Nach diesen Grundsätzen sei im vorliegenden Fall die finanzielle Belastung durch den Sozialplan schon wirtschaftlich unvertretbar, weil die Antragstellerinnen finanziell überschuldet gewesen seien und es ihnen an einer ausreichenden Liquidität gefehlt habe, um die Sozialplanverbindlichkeiten bedienen zu können. Auch aus der Liquiditätszusage und der Vorfinanzierungszusage der britischen Konzerngesellschaft, die in der Höhe begrenzt waren, hatten sich keine hinreichenden liquiden Mittel ergeben. Entgegen der Auffassung der Vorinstanz sei auch § 123 InsO nicht analog anwendbar, die dortigen Regelungen fänden außerhalb des Insolvenzverfahrens keine Anwendung. Die spezialgesetzliche Regelung des § 123 InsO könne daher auch nicht als Orientierung bei der Dotierung von Sozialplänen außerhalb des Insolvenzverfahrens dienen.

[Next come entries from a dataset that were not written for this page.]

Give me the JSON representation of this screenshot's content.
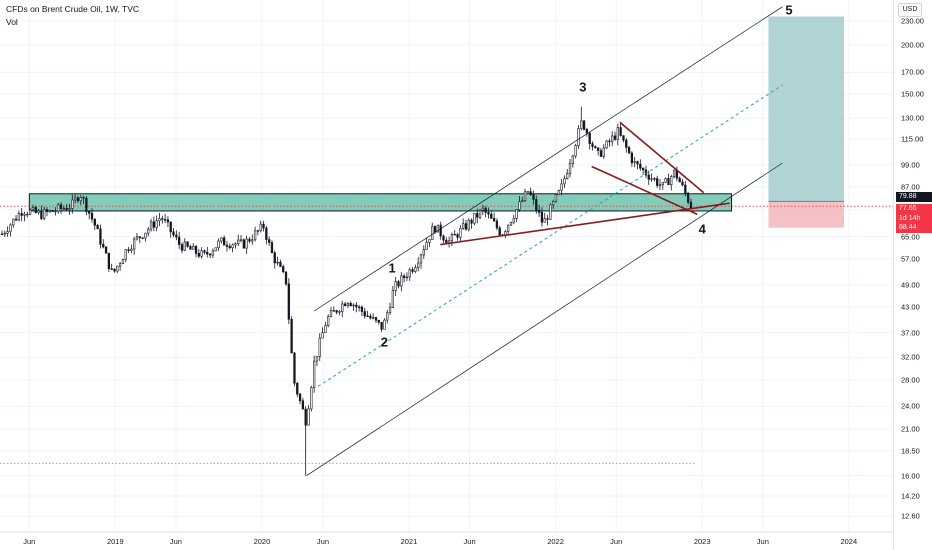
{
  "header": {
    "title": "CFDs on Brent Crude Oil, 1W, TVC",
    "indicator": "Vol"
  },
  "price_axis": {
    "currency": "USD",
    "last_price_label": "77.65",
    "countdown_label": "1d 14h",
    "zone_top_label": "79.88",
    "stop_label": "68.44"
  },
  "colors": {
    "bull_candle": "#131722",
    "bear_candle": "#131722",
    "zone_fill": "#6fc3ae",
    "target_fill": "#a8cfcf",
    "stop_fill": "#f2b6ba",
    "trendline_red": "#8b1a1a",
    "channel_line": "#131722",
    "mid_channel": "#26a69a",
    "price_label_red": "#f23645"
  },
  "chart_data": {
    "type": "candlestick",
    "symbol": "CFDs on Brent Crude Oil",
    "interval": "1W",
    "y_scale": "log",
    "ylim": [
      11.5,
      260
    ],
    "x_range": [
      "2018-03-20",
      "2024-04-20"
    ],
    "y_ticks": [
      "230.00",
      "200.00",
      "170.00",
      "150.00",
      "130.00",
      "115.00",
      "99.00",
      "87.00",
      "76.00",
      "65.00",
      "57.00",
      "49.00",
      "43.00",
      "37.00",
      "32.00",
      "28.00",
      "24.00",
      "21.00",
      "18.50",
      "16.00",
      "14.20",
      "12.60"
    ],
    "x_ticks": [
      "Jun",
      "2019",
      "Jun",
      "2020",
      "Jun",
      "2021",
      "Jun",
      "2022",
      "Jun",
      "2023",
      "Jun",
      "2024"
    ],
    "close_series": [
      [
        "2018-03-25",
        66
      ],
      [
        "2018-05-15",
        76
      ],
      [
        "2018-07-01",
        74
      ],
      [
        "2018-09-15",
        78
      ],
      [
        "2018-10-05",
        84
      ],
      [
        "2018-11-10",
        70
      ],
      [
        "2018-12-25",
        52
      ],
      [
        "2019-02-01",
        61
      ],
      [
        "2019-04-25",
        73
      ],
      [
        "2019-06-10",
        62
      ],
      [
        "2019-08-10",
        58
      ],
      [
        "2019-09-20",
        63
      ],
      [
        "2019-11-15",
        62
      ],
      [
        "2020-01-05",
        69
      ],
      [
        "2020-01-25",
        59
      ],
      [
        "2020-03-01",
        50
      ],
      [
        "2020-03-20",
        28
      ],
      [
        "2020-04-20",
        22
      ],
      [
        "2020-05-10",
        31
      ],
      [
        "2020-06-10",
        40
      ],
      [
        "2020-08-01",
        45
      ],
      [
        "2020-10-01",
        40
      ],
      [
        "2020-10-28",
        38
      ],
      [
        "2020-11-25",
        48
      ],
      [
        "2021-01-15",
        55
      ],
      [
        "2021-03-05",
        69
      ],
      [
        "2021-04-10",
        63
      ],
      [
        "2021-05-15",
        68
      ],
      [
        "2021-07-05",
        76
      ],
      [
        "2021-08-20",
        66
      ],
      [
        "2021-10-25",
        85
      ],
      [
        "2021-12-01",
        70
      ],
      [
        "2022-01-15",
        86
      ],
      [
        "2022-03-08",
        128
      ],
      [
        "2022-04-15",
        104
      ],
      [
        "2022-06-05",
        120
      ],
      [
        "2022-07-15",
        100
      ],
      [
        "2022-09-25",
        87
      ],
      [
        "2022-10-25",
        95
      ],
      [
        "2022-12-05",
        77.65
      ]
    ],
    "wicks": [
      {
        "date": "2020-04-21",
        "low": 16.0
      },
      {
        "date": "2022-03-07",
        "high": 139.0
      }
    ],
    "support_resistance_zone": {
      "low": 75.5,
      "high": 83.5,
      "from": "2018-06-01",
      "to": "2023-03-15"
    },
    "trend_channel": {
      "lower": [
        [
          "2020-04-21",
          16.0
        ],
        [
          "2023-07-20",
          100
        ]
      ],
      "middle": [
        [
          "2020-05-20",
          27
        ],
        [
          "2023-07-20",
          158
        ]
      ],
      "upper": [
        [
          "2020-05-10",
          42
        ],
        [
          "2023-07-20",
          250
        ]
      ]
    },
    "wedge": {
      "upper": [
        [
          "2022-06-10",
          127
        ],
        [
          "2023-01-05",
          84
        ]
      ],
      "lower": [
        [
          "2022-04-01",
          98
        ],
        [
          "2022-12-20",
          74
        ]
      ],
      "support_line": [
        [
          "2021-03-20",
          62
        ],
        [
          "2023-03-10",
          79
        ]
      ]
    },
    "low_reference_line": {
      "price": 17.2,
      "from": "2018-03-20",
      "to": "2022-12-15"
    },
    "position": {
      "entry": 79.88,
      "target": 236,
      "stop": 68.44,
      "from": "2023-06-15",
      "to": "2023-12-20"
    },
    "wave_labels": [
      {
        "label": "1",
        "date": "2020-11-20",
        "price": 54
      },
      {
        "label": "2",
        "date": "2020-11-01",
        "price": 35
      },
      {
        "label": "3",
        "date": "2022-03-10",
        "price": 156
      },
      {
        "label": "4",
        "date": "2023-01-01",
        "price": 68
      },
      {
        "label": "5",
        "date": "2023-08-05",
        "price": 245
      }
    ]
  }
}
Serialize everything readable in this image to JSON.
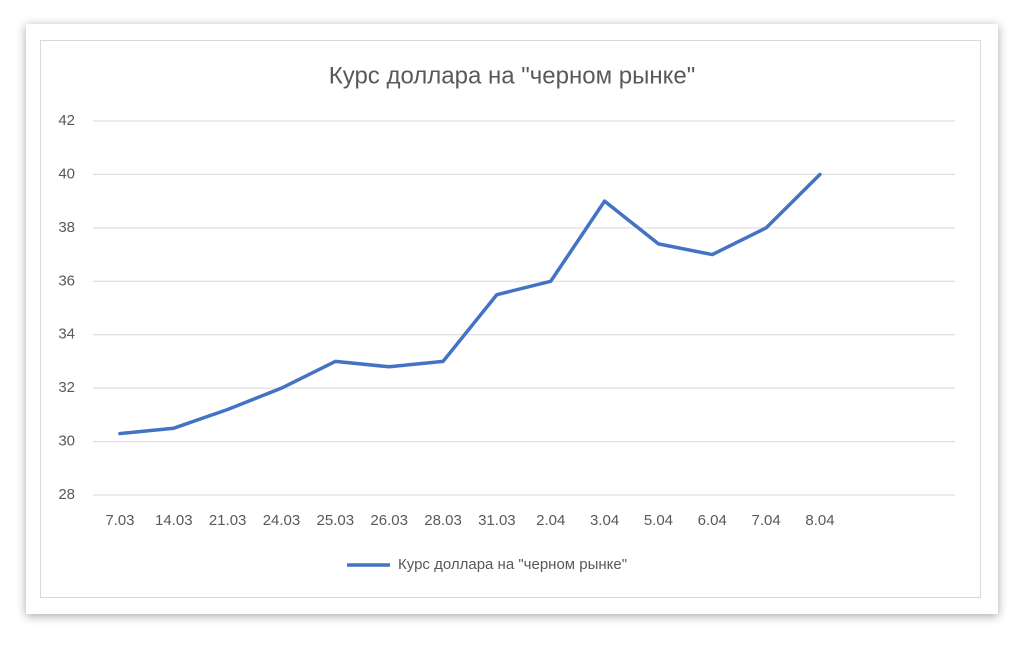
{
  "chart_data": {
    "type": "line",
    "title": "Курс доллара на \"черном рынке\"",
    "categories": [
      "7.03",
      "14.03",
      "21.03",
      "24.03",
      "25.03",
      "26.03",
      "28.03",
      "31.03",
      "2.04",
      "3.04",
      "5.04",
      "6.04",
      "7.04",
      "8.04"
    ],
    "series": [
      {
        "name": "Курс доллара на \"черном рынке\"",
        "color": "#4472c4",
        "values": [
          30.3,
          30.5,
          31.2,
          32.0,
          33.0,
          32.8,
          33.0,
          35.5,
          36.0,
          39.0,
          37.4,
          37.0,
          38.0,
          40.0
        ]
      }
    ],
    "ylim": [
      28,
      42
    ],
    "yticks": [
      28,
      30,
      32,
      34,
      36,
      38,
      40,
      42
    ],
    "grid": true,
    "legend": "bottom"
  }
}
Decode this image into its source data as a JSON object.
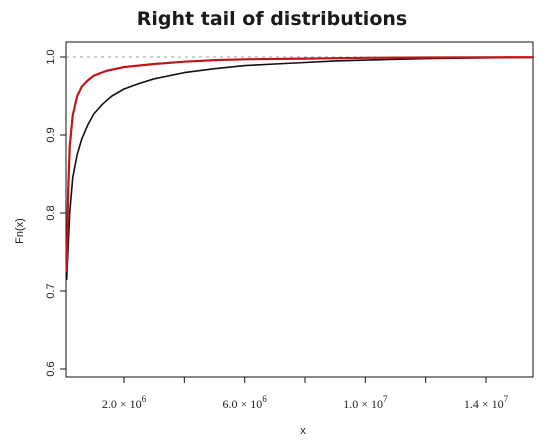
{
  "chart_data": {
    "type": "line",
    "title": "Right tail of distributions",
    "xlabel": "x",
    "ylabel": "Fn(x)",
    "xlim": [
      0,
      16000000
    ],
    "ylim": [
      0.6,
      1.0
    ],
    "grid": false,
    "legend": "none",
    "reference_line": {
      "y": 1.0,
      "style": "dashed",
      "color": "#9e9e9e"
    },
    "y_ticks": [
      {
        "value": 0.6,
        "label": "0.6"
      },
      {
        "value": 0.7,
        "label": "0.7"
      },
      {
        "value": 0.8,
        "label": "0.8"
      },
      {
        "value": 0.9,
        "label": "0.9"
      },
      {
        "value": 1.0,
        "label": "1.0"
      }
    ],
    "x_ticks": [
      {
        "value": 2000000,
        "label": "2.0 × 10",
        "exp": "6"
      },
      {
        "value": 4000000,
        "label": "",
        "exp": ""
      },
      {
        "value": 6000000,
        "label": "6.0 × 10",
        "exp": "6"
      },
      {
        "value": 8000000,
        "label": "",
        "exp": ""
      },
      {
        "value": 10000000,
        "label": "1.0 × 10",
        "exp": "7"
      },
      {
        "value": 12000000,
        "label": "",
        "exp": ""
      },
      {
        "value": 14000000,
        "label": "1.4 × 10",
        "exp": "7"
      }
    ],
    "series": [
      {
        "color": "#111111",
        "points": [
          [
            100000,
            0.715
          ],
          [
            200000,
            0.8
          ],
          [
            300000,
            0.845
          ],
          [
            450000,
            0.875
          ],
          [
            600000,
            0.895
          ],
          [
            800000,
            0.913
          ],
          [
            1000000,
            0.927
          ],
          [
            1300000,
            0.94
          ],
          [
            1600000,
            0.95
          ],
          [
            2000000,
            0.959
          ],
          [
            2500000,
            0.966
          ],
          [
            3000000,
            0.972
          ],
          [
            4000000,
            0.98
          ],
          [
            5000000,
            0.985
          ],
          [
            6000000,
            0.989
          ],
          [
            7000000,
            0.991
          ],
          [
            8000000,
            0.993
          ],
          [
            9000000,
            0.995
          ],
          [
            10000000,
            0.996
          ],
          [
            12000000,
            0.998
          ],
          [
            14000000,
            0.999
          ],
          [
            16000000,
            0.9995
          ]
        ]
      },
      {
        "color": "#c0161b",
        "points": [
          [
            100000,
            0.725
          ],
          [
            150000,
            0.83
          ],
          [
            200000,
            0.885
          ],
          [
            300000,
            0.925
          ],
          [
            450000,
            0.95
          ],
          [
            600000,
            0.962
          ],
          [
            800000,
            0.97
          ],
          [
            1000000,
            0.976
          ],
          [
            1400000,
            0.982
          ],
          [
            2000000,
            0.987
          ],
          [
            3000000,
            0.991
          ],
          [
            4000000,
            0.994
          ],
          [
            5000000,
            0.996
          ],
          [
            6000000,
            0.997
          ],
          [
            8000000,
            0.998
          ],
          [
            10000000,
            0.999
          ],
          [
            12000000,
            0.9993
          ],
          [
            14000000,
            0.9996
          ],
          [
            16000000,
            0.9998
          ]
        ]
      }
    ]
  }
}
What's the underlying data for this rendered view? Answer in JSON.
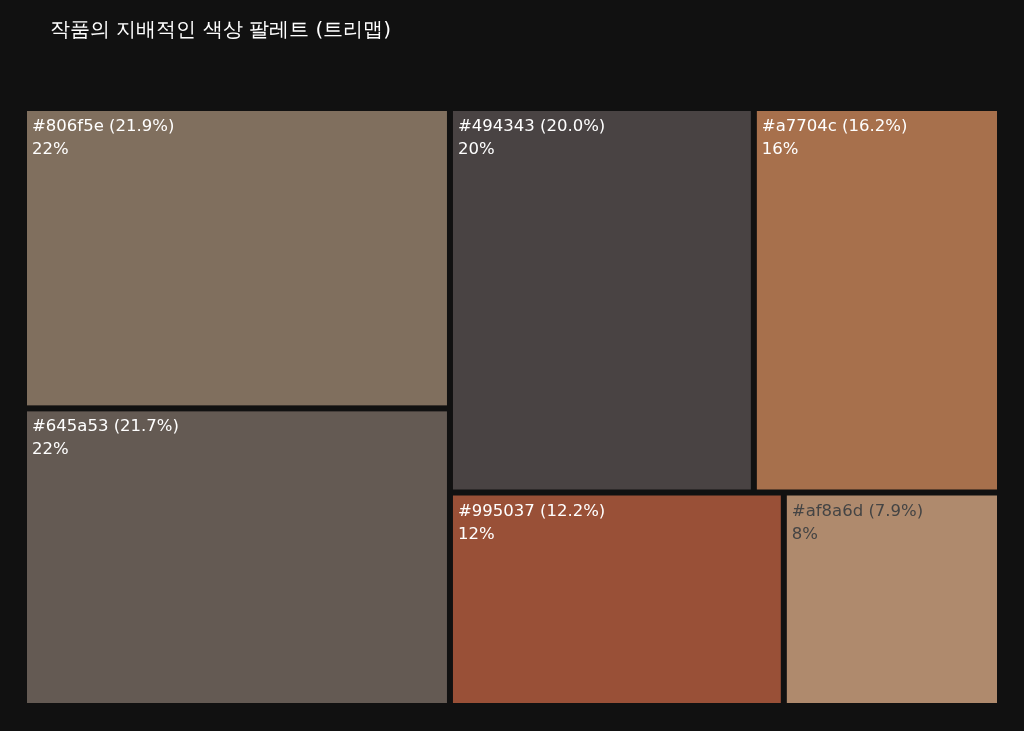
{
  "chart_data": {
    "type": "other",
    "title": "작품의 지배적인 색상 팔레트 (트리맵)",
    "categories": [
      "#806f5e (21.9%)",
      "#645a53 (21.7%)",
      "#494343 (20.0%)",
      "#a7704c (16.2%)",
      "#995037 (12.2%)",
      "#af8a6d (7.9%)"
    ],
    "values": [
      21.9,
      21.7,
      20.0,
      16.2,
      12.2,
      7.9
    ],
    "value_labels": [
      "22%",
      "22%",
      "20%",
      "16%",
      "12%",
      "8%"
    ],
    "colors": [
      "#806f5e",
      "#645a53",
      "#494343",
      "#a7704c",
      "#995037",
      "#af8a6d"
    ]
  }
}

Die Ermessenüberschreitung der Einigungsstelle in Bezug auf die wirtschaftliche Vertretbarkeit des Sozialplanvolumens führe im konkreten Fall nach dem § 139 BGB zugrundeliegenden Rechtsgedanken zur Unwirksamkeit des gesamten Einigungsstellenspruchs.

Praxishinweise

  • Das BAG hält an seiner Rechtsprechung zur wirtschaftlichen Vertretbarkeit eines Sozialplans fest und entwickelt diese fort. Zu betonen ist, dass sich die wirtschaftliche Vertretbarkeit – auch im Konzern – nach den wirtschaftlichen Verhältnissen des sozialplanpflichtigen Arbeitgebers richtet. Die wirtschaftliche Lage des Konzerns spielt also – anders als in Verhandlungen mit Betriebsräten häufig geltend gemacht – keine Rolle. Zur Frage eines so genannten Bemessungsdurchgriffs auf Konzernobergesellschaften, etwa BAG 24. August 2004 – 1 ABR 23/03.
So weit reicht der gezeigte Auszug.